Every band that sticks around for a while is there because they have something to say. There will always be plenty of superficial acts that occasionally put out a few decent tunes, but for anyone into it for the long haul, it’s about trying to find some point behind making music that goes beyond being a sideshow act. Robert Plant had already radically changed how most people thought about rock and roll with Led Zeppelin, but before people got on that bluesy train, he felt that a few other English groups were a far cry from what rock was supposed to be.

Then again, it’s hard to really pinpoint what rock was supposed to be in any given decade. The whole point of the genre was that there weren’t too many parameters around what you could do, and for every artist that stuck to bluesy principles like Little Richard, people like Buddy Holly and Carl Perkins would often incorporate pop and country styles into their music to differentiate themselves from the rest.

While Plant could certainly appreciate that kind of music, he was nowhere near that style when he started playing his own gigs. He was more interested in guttural blues singers like Sleepy John Estes, and when you look at the music scene that was dominating the charts before The Beatles, it was a ghost town for anything resembling good music for a few years.

After becoming the biggest names in music, the giants started to fade away.

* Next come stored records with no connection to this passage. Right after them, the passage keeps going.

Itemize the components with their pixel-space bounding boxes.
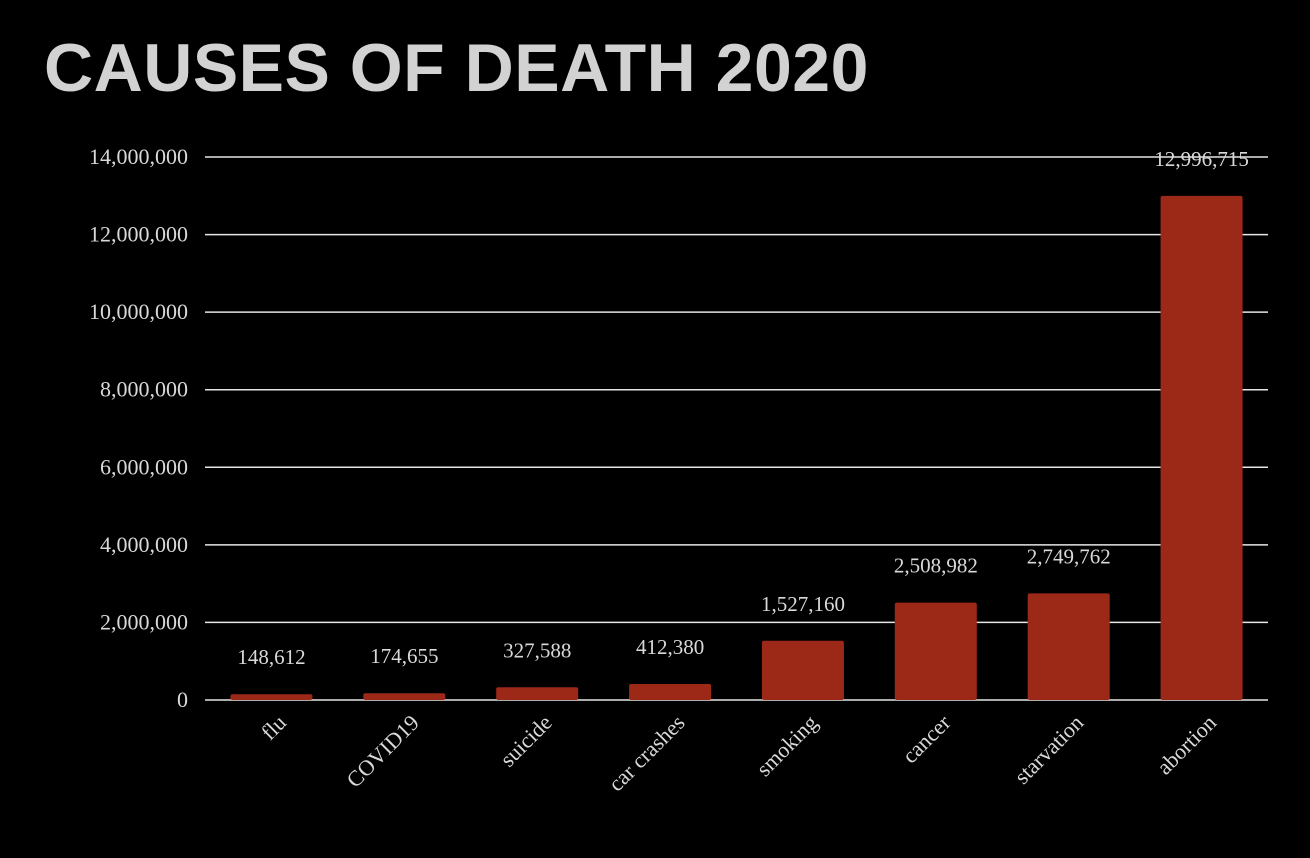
x-tick-label: suicide <box>495 710 557 772</box>
x-tick-label: COVID19 <box>341 710 423 792</box>
chart-title: CAUSES OF DEATH 2020 <box>44 30 869 106</box>
bars <box>230 195 1243 700</box>
x-tick-label: starvation <box>1009 710 1088 789</box>
y-tick-label: 12,000,000 <box>89 222 188 247</box>
y-tick-label: 0 <box>177 687 188 712</box>
data-label: 2,508,982 <box>894 554 978 578</box>
x-tick-label: flu <box>256 710 291 745</box>
data-labels: 148,612 174,655 327,588 412,380 1,527,160 2,5… <box>237 147 1249 669</box>
data-label: 412,380 <box>636 635 704 659</box>
bar-smoking <box>761 640 844 700</box>
x-tick-label: cancer <box>897 709 956 768</box>
y-tick-label: 10,000,000 <box>89 299 188 324</box>
x-tick-label: abortion <box>1152 710 1222 780</box>
bar-starvation <box>1027 593 1110 700</box>
y-tick-label: 8,000,000 <box>100 377 188 402</box>
bar-car-crashes <box>629 684 712 700</box>
y-tick-label: 14,000,000 <box>89 144 188 169</box>
bar-suicide <box>496 687 579 700</box>
x-tick-label: car crashes <box>603 710 689 796</box>
bar-cancer <box>894 602 977 700</box>
data-label: 12,996,715 <box>1154 147 1249 171</box>
y-tick-label: 2,000,000 <box>100 609 188 634</box>
bar-covid19 <box>363 693 446 700</box>
data-label: 1,527,160 <box>761 592 845 616</box>
bar-abortion <box>1160 195 1243 700</box>
y-tick-label: 6,000,000 <box>100 454 188 479</box>
y-axis-tick-labels: 0 2,000,000 4,000,000 6,000,000 8,000,000 10,… <box>89 144 188 712</box>
y-tick-label: 4,000,000 <box>100 532 188 557</box>
x-tick-label: smoking <box>751 710 822 781</box>
bar-flu <box>230 694 313 700</box>
x-axis-category-labels: flu COVID19 suicide car crashes smoking cance… <box>256 709 1221 796</box>
data-label: 2,749,762 <box>1027 544 1111 568</box>
data-label: 327,588 <box>503 638 571 662</box>
data-label: 174,655 <box>370 644 438 668</box>
data-label: 148,612 <box>237 645 305 669</box>
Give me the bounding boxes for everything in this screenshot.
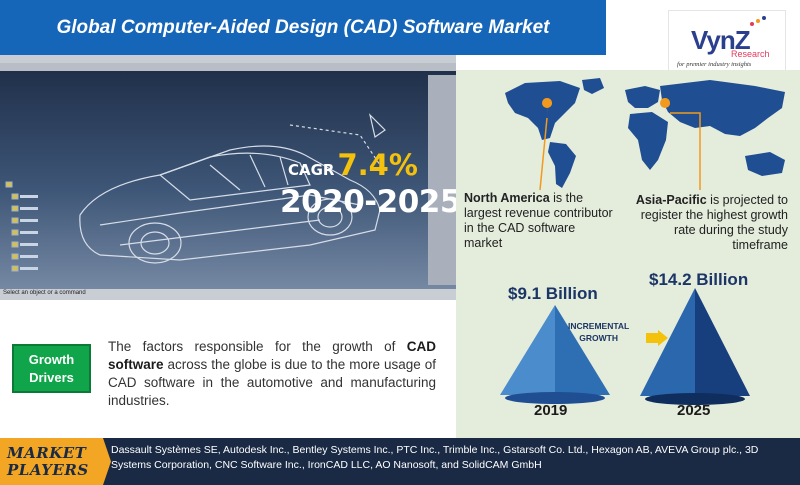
- growth-drivers-badge: Growth Drivers: [12, 344, 91, 393]
- market-players-arrow-icon: [103, 438, 111, 485]
- page-title: Global Computer-Aided Design (CAD) Softw…: [56, 16, 550, 38]
- vynz-logo: VynZ Research for premier industry insig…: [668, 10, 786, 74]
- market-value-2025: $14.2 Billion: [649, 270, 749, 289]
- year-2025-label: 2025: [677, 402, 711, 419]
- title-banner: Global Computer-Aided Design (CAD) Softw…: [0, 0, 606, 55]
- cagr-stat: CAGR 7.4%: [288, 148, 418, 182]
- market-players-line2: PLAYERS: [7, 460, 89, 479]
- car-wireframe-icon: [79, 113, 386, 264]
- growth-drivers-line2: Drivers: [29, 369, 74, 385]
- logo-brand: VynZ: [691, 25, 751, 55]
- cad-menubar: [0, 55, 456, 63]
- north-america-callout: North America is the largest revenue con…: [464, 191, 614, 251]
- market-players-footer: [0, 438, 800, 485]
- growth-drivers-highlight: CAD software: [108, 339, 436, 372]
- asia-pacific-callout: Asia-Pacific is projected to register th…: [618, 193, 788, 253]
- market-value-2019: $9.1 Billion: [508, 284, 598, 303]
- cad-status-text: Select an object or a command: [3, 290, 86, 296]
- pyramid-2025-icon: [640, 288, 750, 405]
- asia-pacific-name: Asia-Pacific: [635, 193, 707, 207]
- logo-mark-icon: [750, 16, 766, 26]
- cad-statusbar: [0, 289, 456, 300]
- incremental-line1: INCREMENTAL: [568, 321, 630, 331]
- asia-pacific-text: is projected to register the highest gro…: [640, 193, 788, 252]
- incremental-growth-label: INCREMENTAL GROWTH: [568, 320, 629, 344]
- logo-sub: Research: [731, 49, 770, 59]
- market-players-badge: MARKET PLAYERS: [0, 438, 103, 485]
- year-2019-label: 2019: [534, 402, 568, 419]
- cagr-value: 7.4%: [337, 148, 418, 182]
- growth-arrow-icon: [646, 330, 668, 346]
- growth-drivers-line1: Growth: [28, 351, 75, 367]
- market-players-list: Dassault Systèmes SE, Autodesk Inc., Ben…: [111, 444, 759, 471]
- north-america-text: is the largest revenue contributor in th…: [464, 191, 613, 250]
- world-map-icon: [505, 78, 785, 191]
- cad-tree-icon: [5, 181, 38, 272]
- cagr-label: CAGR: [288, 161, 335, 179]
- cad-screenshot: Select an object or a command: [0, 55, 456, 300]
- cad-toolbar: [0, 63, 456, 71]
- pyramid-2019-icon: [500, 305, 610, 404]
- growth-drivers-text-before: The factors responsible for the growth o…: [108, 339, 396, 354]
- growth-drivers-text-after: across the globe is due to the more usag…: [108, 357, 436, 408]
- forecast-period: 2020-2025: [280, 184, 461, 220]
- na-pin: [542, 98, 553, 118]
- market-players-line1: MARKET: [7, 443, 87, 462]
- cad-side-toolbar: [428, 75, 456, 285]
- logo-tagline: for premier industry insights: [677, 61, 752, 68]
- incremental-line2: GROWTH: [579, 333, 618, 343]
- ap-pin: [660, 98, 671, 118]
- growth-drivers-text: The factors responsible for the growth o…: [108, 338, 436, 410]
- north-america-name: North America: [464, 191, 550, 205]
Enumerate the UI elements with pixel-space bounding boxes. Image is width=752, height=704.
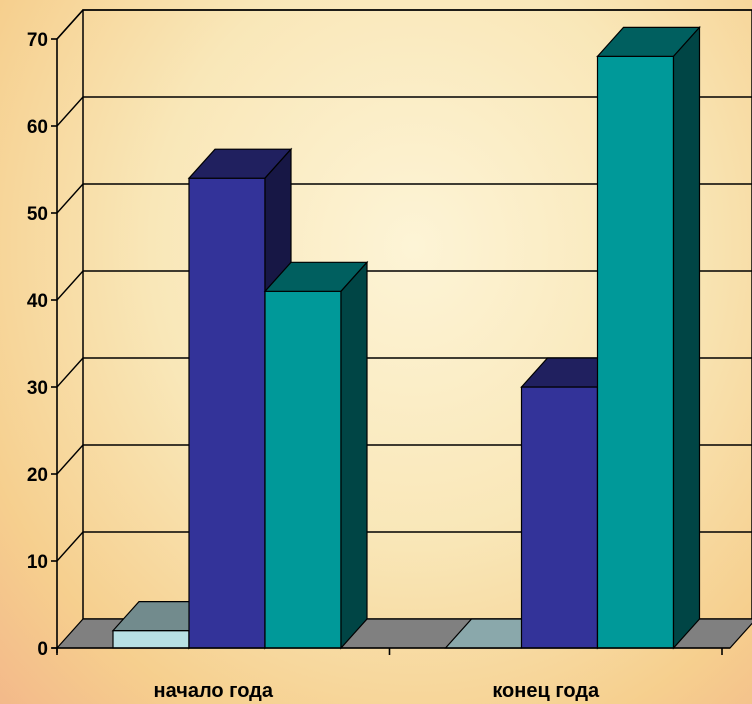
gridline xyxy=(56,183,752,214)
gridline xyxy=(56,357,752,388)
y-tick-label: 30 xyxy=(27,378,48,399)
y-tick-label: 0 xyxy=(37,639,48,660)
category-label: начало года xyxy=(154,680,274,702)
x-tick-labels: начало года конец года xyxy=(154,680,601,702)
axes xyxy=(52,39,730,655)
bar-front xyxy=(520,386,599,649)
y-tick-label: 40 xyxy=(27,291,48,312)
category-label: конец года xyxy=(492,680,600,702)
bar-front xyxy=(264,290,342,649)
bars xyxy=(111,25,701,650)
y-tick-label: 10 xyxy=(27,552,48,573)
y-tick-label: 60 xyxy=(27,117,48,138)
bar-side xyxy=(672,25,701,650)
gridline xyxy=(56,96,752,127)
gridline xyxy=(56,270,752,301)
y-tick-label: 20 xyxy=(27,465,48,486)
y-tick-label: 50 xyxy=(27,204,48,225)
gridline xyxy=(56,9,752,40)
bar xyxy=(263,260,369,650)
y-tick-labels: 0 10 20 30 40 50 60 70 xyxy=(27,30,57,660)
bar-side xyxy=(340,260,368,650)
bar-front xyxy=(188,177,266,649)
y-tick-label: 70 xyxy=(27,30,48,51)
bar-front xyxy=(596,55,675,649)
bar xyxy=(596,25,701,650)
bar-front xyxy=(112,629,190,649)
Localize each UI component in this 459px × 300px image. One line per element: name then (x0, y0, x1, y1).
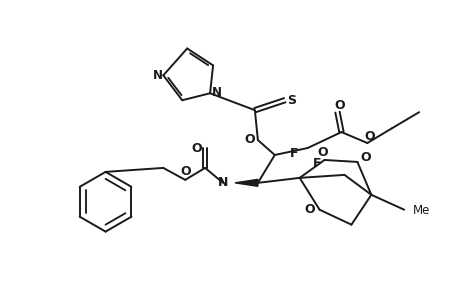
Text: N: N (218, 176, 228, 189)
Text: S: S (286, 94, 296, 107)
Polygon shape (235, 179, 257, 186)
Text: F: F (313, 158, 321, 170)
Text: O: O (179, 165, 190, 178)
Text: F: F (289, 148, 297, 160)
Text: O: O (304, 203, 314, 216)
Text: O: O (244, 133, 255, 146)
Text: O: O (333, 99, 344, 112)
Text: O: O (191, 142, 202, 154)
Text: O: O (363, 130, 374, 142)
Text: O: O (359, 152, 370, 164)
Text: Me: Me (412, 204, 430, 217)
Text: N: N (153, 69, 163, 82)
Text: N: N (212, 86, 222, 99)
Text: O: O (317, 146, 327, 160)
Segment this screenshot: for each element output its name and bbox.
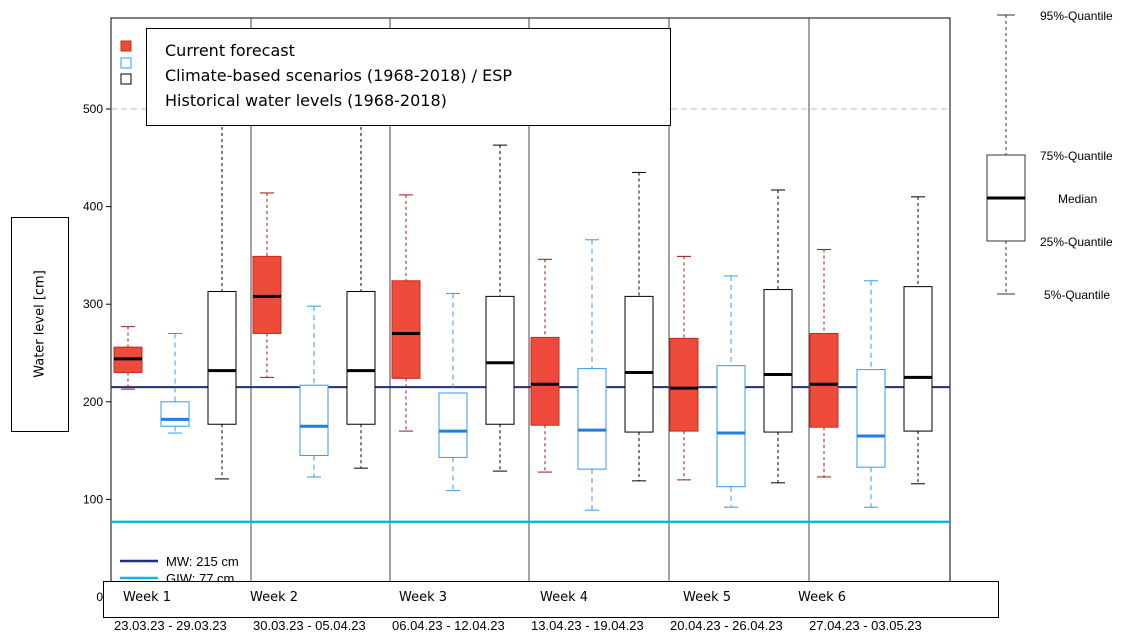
y-tick-label: 500 (83, 102, 103, 116)
date-range-4: 13.04.23 - 19.04.23 (531, 618, 644, 633)
forecast-box (530, 336, 560, 426)
week-label-1: Week 1 (123, 590, 172, 605)
forecast-box (391, 280, 421, 379)
legend-label-forecast: Current forecast (165, 41, 295, 60)
date-range-2: 30.03.23 - 05.04.23 (253, 618, 366, 633)
key-label-q5: 5%-Quantile (1044, 288, 1111, 302)
y-tick-label: 300 (83, 297, 103, 311)
mw-legend-label: MW: 215 cm (166, 554, 239, 569)
legend-label-esp: Climate-based scenarios (1968-2018) / ES… (165, 66, 513, 85)
week-label-box (103, 581, 999, 618)
key-label-q95: 95%-Quantile (1040, 9, 1113, 23)
week-label-2: Week 2 (250, 590, 299, 605)
date-range-1: 23.03.23 - 29.03.23 (114, 618, 227, 633)
y-tick-label: 0 (96, 590, 103, 604)
historical-box (903, 286, 933, 432)
historical-box (763, 289, 793, 433)
week-label-6: Week 6 (798, 590, 847, 605)
date-range-6: 27.04.23 - 03.05.23 (809, 618, 922, 633)
forecast-box (809, 332, 839, 428)
legend-label-historical: Historical water levels (1968-2018) (165, 91, 447, 110)
historical-box (485, 295, 515, 425)
historical-box (207, 291, 237, 425)
legend-swatch (120, 40, 132, 52)
y-axis-label-box (11, 217, 69, 432)
y-axis-label: Water level [cm] (32, 270, 48, 378)
esp-box (716, 365, 746, 488)
date-range-5: 20.04.23 - 26.04.23 (670, 618, 783, 633)
esp-box (160, 401, 190, 427)
y-tick-label: 400 (83, 200, 103, 214)
date-range-3: 06.04.23 - 12.04.23 (392, 618, 505, 633)
forecast-box (669, 337, 699, 432)
week-label-5: Week 5 (683, 590, 732, 605)
y-tick-label: 100 (83, 492, 103, 506)
y-tick-label: 200 (83, 395, 103, 409)
esp-box (577, 368, 607, 470)
legend-box: Current forecast Climate-based scenarios… (146, 28, 671, 126)
week-label-4: Week 4 (540, 590, 589, 605)
esp-box (438, 392, 468, 458)
key-label-q75: 75%-Quantile (1040, 149, 1113, 163)
historical-box (624, 295, 654, 433)
key-label-median: Median (1058, 192, 1098, 206)
key-label-q25: 25%-Quantile (1040, 235, 1113, 249)
historical-box (346, 291, 376, 425)
esp-box (856, 369, 886, 468)
esp-box (299, 384, 329, 456)
legend-swatch (120, 57, 132, 69)
week-label-3: Week 3 (399, 590, 448, 605)
legend-swatch (120, 73, 132, 85)
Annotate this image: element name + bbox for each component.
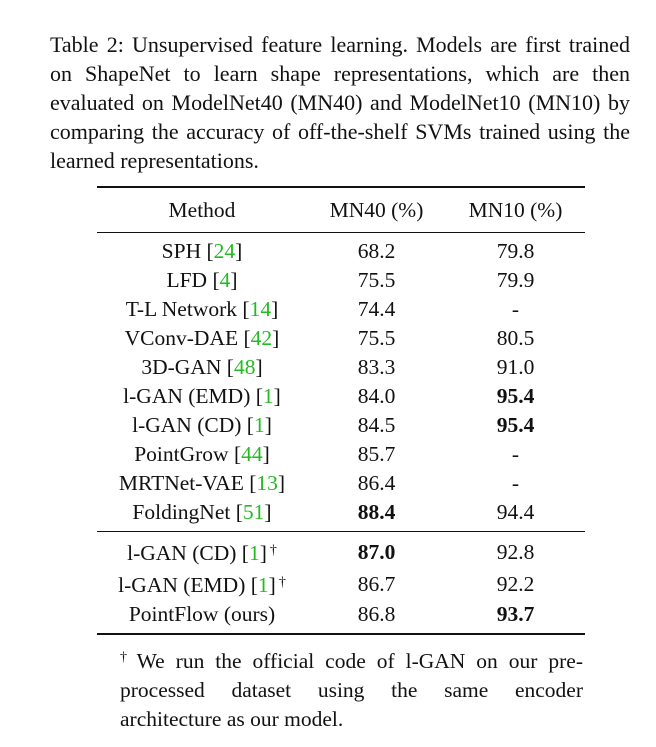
method-name: l-GAN (CD) — [132, 413, 242, 437]
header-row: Method MN40 (%) MN10 (%) — [97, 187, 585, 233]
method-cell: FoldingNet [51] — [132, 500, 272, 524]
mn10-value: 79.9 — [496, 268, 535, 292]
mn10-value: 80.5 — [496, 326, 535, 350]
mn10-value: 91.0 — [496, 355, 535, 379]
table-row: FoldingNet [51] 88.4 94.4 — [97, 498, 585, 532]
mn10-value: 94.4 — [496, 500, 535, 524]
method-cell: LFD [4] — [166, 268, 238, 292]
method-cell: MRTNet-VAE [13] — [118, 471, 286, 495]
method-name: l-GAN (CD) — [127, 541, 237, 565]
citation-link[interactable]: 14 — [249, 297, 272, 321]
method-name: l-GAN (EMD) — [123, 384, 251, 408]
mn40-value: 84.5 — [357, 413, 396, 437]
header-mn40: MN40 (%) — [329, 197, 424, 222]
table-row: VConv-DAE [42] 75.5 80.5 — [97, 324, 585, 353]
citation-link[interactable]: 24 — [213, 239, 236, 263]
mn40-value: 85.7 — [357, 442, 396, 466]
method-cell: l-GAN (CD) [1] † — [127, 541, 277, 565]
mn40-value: 75.5 — [357, 326, 396, 350]
table-row: 3D-GAN [48] 83.3 91.0 — [97, 353, 585, 382]
citation-link[interactable]: 42 — [250, 326, 273, 350]
table-footnote: † We run the official code of l-GAN on ou… — [120, 643, 583, 734]
method-cell: PointFlow (ours) — [97, 600, 307, 634]
method-name: FoldingNet — [132, 500, 231, 524]
mn40-value: 84.0 — [357, 384, 396, 408]
mn40-value: 87.0 — [357, 539, 396, 564]
mn10-value: 92.2 — [496, 571, 535, 596]
table-caption: Table 2: Unsupervised feature learning. … — [50, 32, 630, 173]
method-cell: SPH [24] — [161, 239, 243, 263]
mn40-value: 68.2 — [357, 239, 396, 263]
method-name: 3D-GAN — [141, 355, 222, 379]
method-name: MRTNet-VAE — [118, 471, 244, 495]
mn40-value: 86.7 — [357, 571, 396, 596]
mn40-value: 74.4 — [357, 297, 396, 321]
citation-link[interactable]: 1 — [248, 541, 260, 565]
method-cell: l-GAN (CD) [1] — [132, 413, 272, 437]
mn10-value: 93.7 — [496, 602, 535, 626]
citation-link[interactable]: 44 — [241, 442, 263, 466]
table-row: T-L Network [14] 74.4 - — [97, 295, 585, 324]
results-table: Method MN40 (%) MN10 (%) SPH [24] 68.2 79.… — [97, 186, 585, 635]
table-row: MRTNet-VAE [13] 86.4 - — [97, 469, 585, 498]
footnote-dagger: † — [120, 650, 133, 665]
citation-link[interactable]: 1 — [257, 573, 269, 597]
table-row: PointGrow [44] 85.7 - — [97, 440, 585, 469]
table-row: l-GAN (CD) [1] † 87.0 92.8 — [97, 531, 585, 569]
mn10-value: 95.4 — [496, 413, 535, 437]
method-name: SPH — [161, 239, 202, 263]
table-row: l-GAN (CD) [1] 84.5 95.4 — [97, 411, 585, 440]
mn40-value: 88.4 — [357, 500, 396, 524]
mn40-value: 86.8 — [357, 602, 396, 626]
header-method: Method — [168, 197, 236, 222]
mn10-value: - — [511, 442, 520, 466]
baseline-rows: SPH [24] 68.2 79.8 LFD [4] 75.5 79.9 T-L Netwo… — [97, 232, 585, 532]
table-row: SPH [24] 68.2 79.8 — [97, 232, 585, 267]
citation-link[interactable]: 13 — [256, 471, 278, 495]
method-cell: T-L Network [14] — [125, 297, 279, 321]
table-row: LFD [4] 75.5 79.9 — [97, 266, 585, 295]
table-row: l-GAN (EMD) [1] 84.0 95.4 — [97, 382, 585, 411]
mn40-value: 86.4 — [357, 471, 396, 495]
mn40-value: 75.5 — [357, 268, 396, 292]
method-name: T-L Network — [125, 297, 238, 321]
results-table-wrapper: Method MN40 (%) MN10 (%) SPH [24] 68.2 79.… — [97, 186, 585, 635]
method-cell: l-GAN (EMD) [1] † — [118, 573, 286, 597]
citation-link[interactable]: 4 — [219, 268, 231, 292]
mn10-value: - — [511, 297, 520, 321]
method-name: VConv-DAE — [124, 326, 239, 350]
citation-link[interactable]: 51 — [242, 500, 265, 524]
dagger-mark: † — [278, 575, 286, 590]
table-row: PointFlow (ours) 86.8 93.7 — [97, 600, 585, 634]
dagger-mark: † — [269, 543, 277, 558]
mn10-value: 95.4 — [496, 384, 535, 408]
table-row: l-GAN (EMD) [1] † 86.7 92.2 — [97, 568, 585, 600]
method-cell: VConv-DAE [42] — [124, 326, 280, 350]
method-name: PointFlow (ours) — [128, 602, 276, 626]
mn10-value: 79.8 — [496, 239, 535, 263]
mn40-value: 83.3 — [357, 355, 396, 379]
method-cell: PointGrow [44] — [134, 442, 270, 466]
citation-link[interactable]: 48 — [233, 355, 256, 379]
mn10-value: 92.8 — [496, 539, 535, 564]
header-mn10: MN10 (%) — [468, 197, 563, 222]
our-rows: l-GAN (CD) [1] † 87.0 92.8 l-GAN (EMD) [1] † 8… — [97, 531, 585, 634]
method-name: LFD — [166, 268, 208, 292]
citation-link[interactable]: 1 — [253, 413, 265, 437]
citation-link[interactable]: 1 — [262, 384, 274, 408]
method-name: PointGrow — [134, 442, 229, 466]
method-cell: 3D-GAN [48] — [141, 355, 263, 379]
footnote-text: We run the official code of l-GAN on our… — [120, 649, 583, 731]
method-name: l-GAN (EMD) — [118, 573, 246, 597]
method-cell: l-GAN (EMD) [1] — [123, 384, 281, 408]
mn10-value: - — [511, 471, 520, 495]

Buddy Holly and Eddie Cochran had died, Elvis Presley had joined the army, and Little Richard was becoming a preacher, so all that people had left was the most scrubbed-clean versions of rock and roll. So, if you wanted to hear an Elvis Presley tune, you would have to sit through Pat Boone delivering the musical equivalent of a butter sandwich on white bread.

Although The Beatles helped eradicate much of that, that did leave bands like Gerry and the Pacemakers looking like complete squares. Despite having a few decent songs in their arsenal, like ‘Don’t Let the Sun Catch You Crying’, all Percy saw were musicians trying their best to score their 15 minutes of fame with as little effort as possible.

Compared to the bluesy acts that America was spitting out, Plant remembered being slightly embarrassed by bands like The Pacemakers, telling Entertainment Weekly, “America is a multiracial society, and all of these various racial and cultural implants had a fantastic effect on music. I can’t find anything in English music that actually touches anything half as seductive or relevant. I was always amazed that Herman’s Hermits and Gerry and the Pacemakers, all that rubbish of the so-called British Invasion in the ’60s, had such an effect on people.”

When Led Zeppelin first crash-landed on the scene, no one really had the time for that brand of musician ever again. People could certainly listen to ‘Ferry Across the Mersey’ if they wanted to, but what’s the point when ‘Good Times Bad Times’ is much louder and kicks that song’s ass up and down the block?

So, in essence, Zeppelin was a British band taking all of the trademark sounds of American music and making it even heavier for the next generation. Then again, Plant may not have thought that he started some bold new art form or anything. He just knew that whatever he was doing would have a lot more substance to it than what The Pacemakers had going for them.